Loree Collett, associate hospital director, said patient growth has been steady and remained on target.
"We have filled the beds that we planned to have filled, but still have room to grow, but also are able to accommodate all of the patients referred to us," she says.
The number of babies delivered has grown about 7 percent from the old building and the number of patients visiting the emergency department is up about 10 percent.
"We are pleased that our new building has helped us attract more patients, but most importantly more satisfied patients and families. We are very proud of the high patient satisfaction marks and the smooth transition made by our staff," she says.
The building has received outside recognition as well. The hospitals were awarded LEED® Silver certification established by the U.S. Green Building Council.
LEED, or Leadership in Energy and Environmental Design, is the nation's preeminent program for the design, construction and operation of high performance green buildings. The certification is verified by the Green Building Certification Institute.
The hospitals incorporate many architecturally innovative and environmentally responsible features. The facility was built using strategies aimed at improving performance in many areas: energy savings, water efficiency, CO2 emissions reduction, improved indoor environmental quality, stewardship of resources and sensitivity to their impacts.
The hospital also was ranked among the top 100 most innovative and inspiring infrastructure projects in the world by KPMG, the audit, tax and advisory firm.

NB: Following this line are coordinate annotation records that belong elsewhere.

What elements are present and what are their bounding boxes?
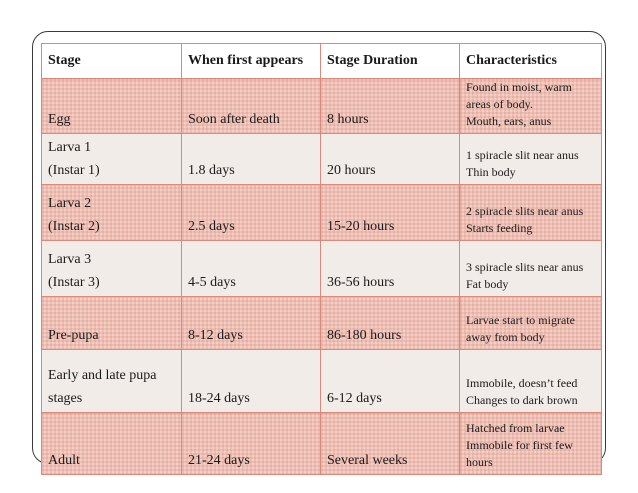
header-stage: Stage	[41, 43, 182, 79]
header-stage-duration: Stage Duration	[320, 43, 460, 79]
duration-cell: 36-56 hours	[320, 240, 460, 297]
appears-cell: 21-24 days	[181, 412, 321, 475]
characteristic-line: Starts feeding	[466, 221, 533, 235]
characteristic-line: areas of body.	[466, 97, 533, 111]
characteristic-line: Hatched from larvae	[466, 421, 565, 435]
table-row: Larva 1 (Instar 1) 1.8 days 20 hours 1 s…	[41, 133, 602, 185]
table-row: Egg Soon after death 8 hours Found in mo…	[41, 78, 602, 134]
stage-text: Pre-pupa	[48, 328, 99, 343]
appears-cell: 18-24 days	[181, 349, 321, 413]
stage-cell: Larva 1 (Instar 1)	[41, 133, 182, 185]
stage-cell: Larva 3 (Instar 3)	[41, 240, 182, 297]
stage-cell: Egg	[41, 78, 182, 134]
table-row: Adult 21-24 days Several weeks Hatched f…	[41, 412, 602, 475]
header-when-first-appears: When first appears	[181, 43, 321, 79]
stage-text: Larva 2	[48, 196, 92, 211]
duration-cell: 20 hours	[320, 133, 460, 185]
stage-cell: Early and late pupa stages	[41, 349, 182, 413]
life-stage-table: Stage When first appears Stage Duration …	[41, 43, 602, 475]
duration-cell: 15-20 hours	[320, 184, 460, 241]
stage-text: Egg	[48, 112, 71, 127]
stage-text: Larva 1	[48, 140, 92, 155]
stage-text: stages	[48, 391, 83, 406]
characteristic-line: Larvae start to migrate	[466, 313, 575, 327]
appears-cell: 2.5 days	[181, 184, 321, 241]
characteristic-line: 3 spiracle slits near anus	[466, 260, 584, 274]
stage-text: Adult	[48, 453, 80, 468]
table-row: Early and late pupa stages 18-24 days 6-…	[41, 349, 602, 413]
characteristics-cell: Larvae start to migrate away from body	[459, 296, 602, 350]
characteristic-line: away from body	[466, 330, 545, 344]
stage-text: (Instar 3)	[48, 275, 100, 290]
characteristics-cell: Found in moist, warm areas of body. Mout…	[459, 78, 602, 134]
header-row: Stage When first appears Stage Duration …	[41, 43, 602, 79]
appears-cell: Soon after death	[181, 78, 321, 134]
characteristics-cell: 2 spiracle slits near anus Starts feedin…	[459, 184, 602, 241]
table-row: Larva 3 (Instar 3) 4-5 days 36-56 hours …	[41, 240, 602, 297]
characteristic-line: hours	[466, 455, 493, 469]
duration-cell: 6-12 days	[320, 349, 460, 413]
characteristic-line: Changes to dark brown	[466, 393, 578, 407]
characteristics-cell: Hatched from larvae Immobile for first f…	[459, 412, 602, 475]
characteristics-cell: 3 spiracle slits near anus Fat body	[459, 240, 602, 297]
characteristic-line: Mouth, ears, anus	[466, 114, 552, 128]
stage-text: (Instar 2)	[48, 219, 100, 234]
stage-text: Larva 3	[48, 252, 92, 267]
characteristics-cell: 1 spiracle slit near anus Thin body	[459, 133, 602, 185]
stage-cell: Larva 2 (Instar 2)	[41, 184, 182, 241]
appears-cell: 8-12 days	[181, 296, 321, 350]
duration-cell: Several weeks	[320, 412, 460, 475]
table-row: Pre-pupa 8-12 days 86-180 hours Larvae s…	[41, 296, 602, 350]
duration-cell: 8 hours	[320, 78, 460, 134]
stage-text: Early and late pupa	[48, 368, 157, 383]
stage-cell: Adult	[41, 412, 182, 475]
characteristic-line: Immobile for first few	[466, 438, 573, 452]
header-characteristics: Characteristics	[459, 43, 602, 79]
appears-cell: 1.8 days	[181, 133, 321, 185]
duration-cell: 86-180 hours	[320, 296, 460, 350]
characteristic-line: 1 spiracle slit near anus	[466, 148, 579, 162]
characteristics-cell: Immobile, doesn’t feed Changes to dark b…	[459, 349, 602, 413]
characteristic-line: Found in moist, warm	[466, 80, 573, 94]
stage-text: (Instar 1)	[48, 163, 100, 178]
characteristic-line: Fat body	[466, 277, 509, 291]
characteristic-line: Immobile, doesn’t feed	[466, 376, 578, 390]
characteristic-line: Thin body	[466, 165, 516, 179]
characteristic-line: 2 spiracle slits near anus	[466, 204, 584, 218]
stage-cell: Pre-pupa	[41, 296, 182, 350]
appears-cell: 4-5 days	[181, 240, 321, 297]
table-row: Larva 2 (Instar 2) 2.5 days 15-20 hours …	[41, 184, 602, 241]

KPMG International's second edition of the Infrastructure 100: World Cities Edition – a comprehensive report showcasing 100 of the world's most innovative and inspiring urban infrastructure projects included just 14 projects in the U.S.
"The one-year anniversary is a big day for us, and we have lots to celebrate. We have made a smooth transition and believe this state-of-the-art facility has accomplished what we hoped for: a compassionate environment for patients and their families and a place that allows our faculty to advance medicine," says
, M.D., chair of the Department of Pediatrics and Communicable Diseases.